HP's Touchpad sale has sparked an incredible turnaround for the once-dismissed tablet, but this momentum is unlikely to last.
The fire sale, which saw the price go from $399 to $99, comes only days after HP announced it was spinning off its PC business and cutting off production of all current webOS devices. That announcement, along with an acquisition of an infrastructure software company by the name of Autonomy, caused HP's stock to drop dramatically from $29.46 to $23.86 (20 percent), by the end of last Friday.
However, with the price cut of the Touchpad, HP's stock has shot up 0.85 cents per share, or 3.60 percent. After HP announced the sale, retailers such as Best Buy, Office Depot, Staples, and Wal-mart decided to partake in it as well.

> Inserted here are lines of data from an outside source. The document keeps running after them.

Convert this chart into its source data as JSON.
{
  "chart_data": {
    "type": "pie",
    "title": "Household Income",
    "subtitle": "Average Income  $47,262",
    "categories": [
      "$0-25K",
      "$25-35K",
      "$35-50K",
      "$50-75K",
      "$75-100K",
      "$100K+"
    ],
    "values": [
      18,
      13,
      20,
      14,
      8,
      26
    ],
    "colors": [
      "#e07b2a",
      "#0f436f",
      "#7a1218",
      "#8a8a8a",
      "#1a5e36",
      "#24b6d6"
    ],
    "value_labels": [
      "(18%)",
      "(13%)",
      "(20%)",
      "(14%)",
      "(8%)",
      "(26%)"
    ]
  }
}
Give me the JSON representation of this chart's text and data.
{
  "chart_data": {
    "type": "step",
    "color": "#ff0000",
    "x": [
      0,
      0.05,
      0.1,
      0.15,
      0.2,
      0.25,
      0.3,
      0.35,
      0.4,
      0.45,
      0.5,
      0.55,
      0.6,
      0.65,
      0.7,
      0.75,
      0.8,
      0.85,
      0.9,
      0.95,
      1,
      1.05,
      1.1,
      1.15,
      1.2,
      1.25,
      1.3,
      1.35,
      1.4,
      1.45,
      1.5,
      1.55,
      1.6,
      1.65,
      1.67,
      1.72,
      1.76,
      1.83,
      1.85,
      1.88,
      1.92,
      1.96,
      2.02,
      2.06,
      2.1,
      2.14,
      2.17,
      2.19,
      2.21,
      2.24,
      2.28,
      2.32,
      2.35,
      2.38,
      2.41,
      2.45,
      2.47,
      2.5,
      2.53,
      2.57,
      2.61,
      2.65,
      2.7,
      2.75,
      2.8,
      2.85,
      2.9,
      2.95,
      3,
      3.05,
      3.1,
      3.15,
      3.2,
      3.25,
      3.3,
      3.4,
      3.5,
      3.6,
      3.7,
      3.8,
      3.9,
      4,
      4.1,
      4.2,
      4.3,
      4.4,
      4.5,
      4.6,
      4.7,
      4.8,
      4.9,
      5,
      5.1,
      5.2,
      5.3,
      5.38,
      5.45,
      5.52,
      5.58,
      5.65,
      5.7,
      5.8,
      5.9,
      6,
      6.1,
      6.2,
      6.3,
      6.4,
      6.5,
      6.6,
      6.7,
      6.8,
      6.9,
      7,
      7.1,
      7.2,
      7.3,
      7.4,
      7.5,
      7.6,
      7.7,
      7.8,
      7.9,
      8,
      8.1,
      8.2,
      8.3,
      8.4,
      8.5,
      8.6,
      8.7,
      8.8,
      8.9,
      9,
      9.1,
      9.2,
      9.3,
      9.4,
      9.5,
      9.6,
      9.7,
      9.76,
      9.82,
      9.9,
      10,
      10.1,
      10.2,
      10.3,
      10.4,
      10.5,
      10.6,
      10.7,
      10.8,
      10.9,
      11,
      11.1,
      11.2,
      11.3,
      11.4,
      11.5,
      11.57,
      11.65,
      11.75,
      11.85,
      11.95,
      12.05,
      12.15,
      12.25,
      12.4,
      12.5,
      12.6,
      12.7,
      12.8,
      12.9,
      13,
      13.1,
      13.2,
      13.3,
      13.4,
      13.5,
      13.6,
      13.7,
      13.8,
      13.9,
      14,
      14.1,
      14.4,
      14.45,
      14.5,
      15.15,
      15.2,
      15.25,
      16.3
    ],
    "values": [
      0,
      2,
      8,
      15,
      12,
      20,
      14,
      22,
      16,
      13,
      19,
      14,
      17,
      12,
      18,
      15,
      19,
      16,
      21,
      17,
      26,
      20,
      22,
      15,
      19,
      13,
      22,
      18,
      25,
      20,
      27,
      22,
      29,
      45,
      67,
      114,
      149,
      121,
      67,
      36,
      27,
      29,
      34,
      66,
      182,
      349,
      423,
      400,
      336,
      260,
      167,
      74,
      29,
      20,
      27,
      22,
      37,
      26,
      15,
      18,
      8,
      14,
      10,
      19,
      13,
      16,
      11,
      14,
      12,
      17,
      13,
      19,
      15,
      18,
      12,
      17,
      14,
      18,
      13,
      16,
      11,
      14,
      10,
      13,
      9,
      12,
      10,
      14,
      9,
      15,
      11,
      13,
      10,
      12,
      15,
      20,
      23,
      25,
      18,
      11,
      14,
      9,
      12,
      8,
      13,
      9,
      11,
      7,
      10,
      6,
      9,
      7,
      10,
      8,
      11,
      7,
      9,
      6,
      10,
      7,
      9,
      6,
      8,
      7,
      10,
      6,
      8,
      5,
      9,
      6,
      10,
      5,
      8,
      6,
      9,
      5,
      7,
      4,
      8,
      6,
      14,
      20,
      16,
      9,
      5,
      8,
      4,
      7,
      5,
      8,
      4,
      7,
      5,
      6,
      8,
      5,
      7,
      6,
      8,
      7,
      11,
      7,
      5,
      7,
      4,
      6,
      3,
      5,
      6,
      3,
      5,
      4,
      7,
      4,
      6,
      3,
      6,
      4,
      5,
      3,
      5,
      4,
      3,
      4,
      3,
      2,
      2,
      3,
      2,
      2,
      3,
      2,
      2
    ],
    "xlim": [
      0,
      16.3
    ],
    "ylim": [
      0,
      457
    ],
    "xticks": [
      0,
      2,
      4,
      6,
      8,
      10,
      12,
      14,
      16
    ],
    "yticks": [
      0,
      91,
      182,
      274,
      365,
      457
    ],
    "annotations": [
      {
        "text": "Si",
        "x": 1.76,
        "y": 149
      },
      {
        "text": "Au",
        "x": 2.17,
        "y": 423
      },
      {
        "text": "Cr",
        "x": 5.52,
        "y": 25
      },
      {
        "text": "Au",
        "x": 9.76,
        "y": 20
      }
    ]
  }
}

Sales have been so impressive in the early stages. HP has announced it was out of inventory as did other retailers. Even on Amazon, which didn't cut the price of the tablet, the tablet was listed the number one best seller topping Amazon's own Kindle and the iPad.
Yet, even as the tablet continues to sell in great numbers, one should be weary of calling this the cure to HP's problems. Here are three reasons why the company will still struggle even with a hot-selling Touchpad.
Losing Money: According to an iSuppli teardown, the 16GB Touchpad cost to build $306.65 while the 32GB version cost $328.65. This means if the 16GB version sells for $99, HP is losing more than $200 on every Touchpad sold. There is a reason the tablet had such a high price.
Still A Mess: Here's a quote from Kevin Hunt, an analyst with Auriga who actually improved his rating on HP after the Touchpad sale, about the company. It perfectly describes the reality of its situation. We would not take this as an opinion that HP is a great company, or that we have any faith in the current management team. We don't think either of those is the case. HP is still a mess. Exactly. Hunt is essentially saying a bargain buy is a bargain for a reason.
Competitors: All HP's Touchpad sale has done is open the eyes of every non-iPad tablet competitor out there and given them an unmistakable message: cheap is better. As soon as other tablet manufacturers, particularly Amazon and those which use the Android OS, come out with a $100 tablet, HP's becomes irrelevant (especially since it will never get the update treatment).